No se acercó a Col Serrai nada más llegar, aunque las dríadas le recor­daron que Gwynbleidd aguardaba impaciente su regreso. Se demoró a sabiendas, seguía sin estar conforme con la misión que se le había enco­mendado y quería demostrarlo. Condujo al campamento a unos elfos del comando de Ardillas que traía. Relató dilatadamente las peripecias del camino, previno a las dríadas acerca de un bloqueo del Cintillas que esta­ban preparando los humanos. Sólo cuando la reconvinieron por tercera vez, Milva tomó un baño, se cambió y se fue a ver al brujo.

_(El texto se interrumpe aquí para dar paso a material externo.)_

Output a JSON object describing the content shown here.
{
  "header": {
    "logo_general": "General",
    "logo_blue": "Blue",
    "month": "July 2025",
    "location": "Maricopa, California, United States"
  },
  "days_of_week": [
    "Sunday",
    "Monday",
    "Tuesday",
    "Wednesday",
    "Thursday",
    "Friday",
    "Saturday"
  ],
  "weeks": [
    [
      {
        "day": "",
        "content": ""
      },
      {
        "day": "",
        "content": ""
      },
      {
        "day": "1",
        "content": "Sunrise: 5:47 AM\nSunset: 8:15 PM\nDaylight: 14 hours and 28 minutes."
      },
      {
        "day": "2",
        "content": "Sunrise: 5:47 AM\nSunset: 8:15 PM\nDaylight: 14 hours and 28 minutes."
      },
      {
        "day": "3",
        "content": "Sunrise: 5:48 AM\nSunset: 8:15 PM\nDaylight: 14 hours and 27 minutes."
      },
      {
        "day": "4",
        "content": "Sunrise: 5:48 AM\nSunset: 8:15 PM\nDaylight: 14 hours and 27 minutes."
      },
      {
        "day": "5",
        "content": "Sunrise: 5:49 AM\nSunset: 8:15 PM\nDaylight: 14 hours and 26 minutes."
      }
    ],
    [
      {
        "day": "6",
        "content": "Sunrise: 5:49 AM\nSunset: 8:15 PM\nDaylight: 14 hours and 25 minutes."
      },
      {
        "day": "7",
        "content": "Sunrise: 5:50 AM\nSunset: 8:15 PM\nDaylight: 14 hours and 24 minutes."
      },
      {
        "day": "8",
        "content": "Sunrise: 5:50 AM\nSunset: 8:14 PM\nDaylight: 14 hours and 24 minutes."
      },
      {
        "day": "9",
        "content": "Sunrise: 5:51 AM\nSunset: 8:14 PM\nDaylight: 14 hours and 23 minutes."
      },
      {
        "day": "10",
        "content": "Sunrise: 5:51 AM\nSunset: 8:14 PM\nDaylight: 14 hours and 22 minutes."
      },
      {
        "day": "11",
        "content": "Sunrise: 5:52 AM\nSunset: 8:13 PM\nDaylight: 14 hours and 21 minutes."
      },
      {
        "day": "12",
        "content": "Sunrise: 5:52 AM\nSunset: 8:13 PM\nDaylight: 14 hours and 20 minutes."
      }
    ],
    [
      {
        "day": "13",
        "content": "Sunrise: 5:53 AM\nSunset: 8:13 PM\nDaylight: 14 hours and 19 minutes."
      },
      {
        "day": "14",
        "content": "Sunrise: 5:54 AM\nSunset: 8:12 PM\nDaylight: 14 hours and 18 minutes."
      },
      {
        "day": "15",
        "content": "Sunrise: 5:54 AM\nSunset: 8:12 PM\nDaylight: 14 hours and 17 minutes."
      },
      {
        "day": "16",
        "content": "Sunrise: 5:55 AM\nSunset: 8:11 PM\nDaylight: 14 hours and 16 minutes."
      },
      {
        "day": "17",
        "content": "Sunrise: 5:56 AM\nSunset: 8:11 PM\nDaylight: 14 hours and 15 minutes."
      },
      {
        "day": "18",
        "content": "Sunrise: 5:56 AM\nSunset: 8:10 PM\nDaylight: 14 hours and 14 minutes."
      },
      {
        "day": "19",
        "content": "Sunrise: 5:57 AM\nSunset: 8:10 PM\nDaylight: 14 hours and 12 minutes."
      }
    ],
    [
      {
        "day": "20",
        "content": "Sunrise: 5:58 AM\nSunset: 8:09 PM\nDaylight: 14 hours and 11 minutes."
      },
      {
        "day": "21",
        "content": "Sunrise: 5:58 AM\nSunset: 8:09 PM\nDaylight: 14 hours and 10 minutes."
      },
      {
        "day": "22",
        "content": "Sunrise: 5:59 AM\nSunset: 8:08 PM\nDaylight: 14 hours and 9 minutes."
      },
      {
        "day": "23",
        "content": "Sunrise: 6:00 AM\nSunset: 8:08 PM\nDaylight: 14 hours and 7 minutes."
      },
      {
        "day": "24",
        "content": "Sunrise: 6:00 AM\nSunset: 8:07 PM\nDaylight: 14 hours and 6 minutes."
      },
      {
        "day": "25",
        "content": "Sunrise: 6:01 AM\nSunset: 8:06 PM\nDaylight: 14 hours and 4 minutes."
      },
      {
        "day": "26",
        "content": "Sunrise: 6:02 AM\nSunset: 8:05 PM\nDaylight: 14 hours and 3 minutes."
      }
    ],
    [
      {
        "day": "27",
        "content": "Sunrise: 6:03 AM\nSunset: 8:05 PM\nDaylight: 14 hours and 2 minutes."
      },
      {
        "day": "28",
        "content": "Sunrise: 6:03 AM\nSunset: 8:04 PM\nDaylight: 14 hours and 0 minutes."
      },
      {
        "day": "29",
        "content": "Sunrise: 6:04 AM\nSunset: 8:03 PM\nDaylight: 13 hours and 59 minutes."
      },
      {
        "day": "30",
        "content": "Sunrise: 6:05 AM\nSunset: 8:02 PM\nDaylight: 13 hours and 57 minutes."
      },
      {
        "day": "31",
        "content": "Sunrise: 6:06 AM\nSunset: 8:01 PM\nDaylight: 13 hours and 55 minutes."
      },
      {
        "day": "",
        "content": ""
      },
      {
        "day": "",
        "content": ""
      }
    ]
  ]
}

La esperaba en los límites del campo, allí donde crecían los cedros. Paseaba, de cuando en cuando se sentaba, se enderezaba tensándose. Se veía que Aglaïs le había recomendado hacer ejercicio.

—¿Qué nuevas? —preguntó después de saludar. La frialdad de su voz no la engañaba.

—Creo que ya la guerra alcanza su final —respondió, encogiéndose de hombros—. Nilfgaard, dicen, conquistó media Lyria y Aedirn. Verden rindiose, y el rey de Temería compúsoselas con el emperador de Nilfgaard. Los elfos del Valle de las Flores fundaron un reino propio. No obstante, los Scoia'tael de Temería y Redania allá no acudieron. Siguen luchando...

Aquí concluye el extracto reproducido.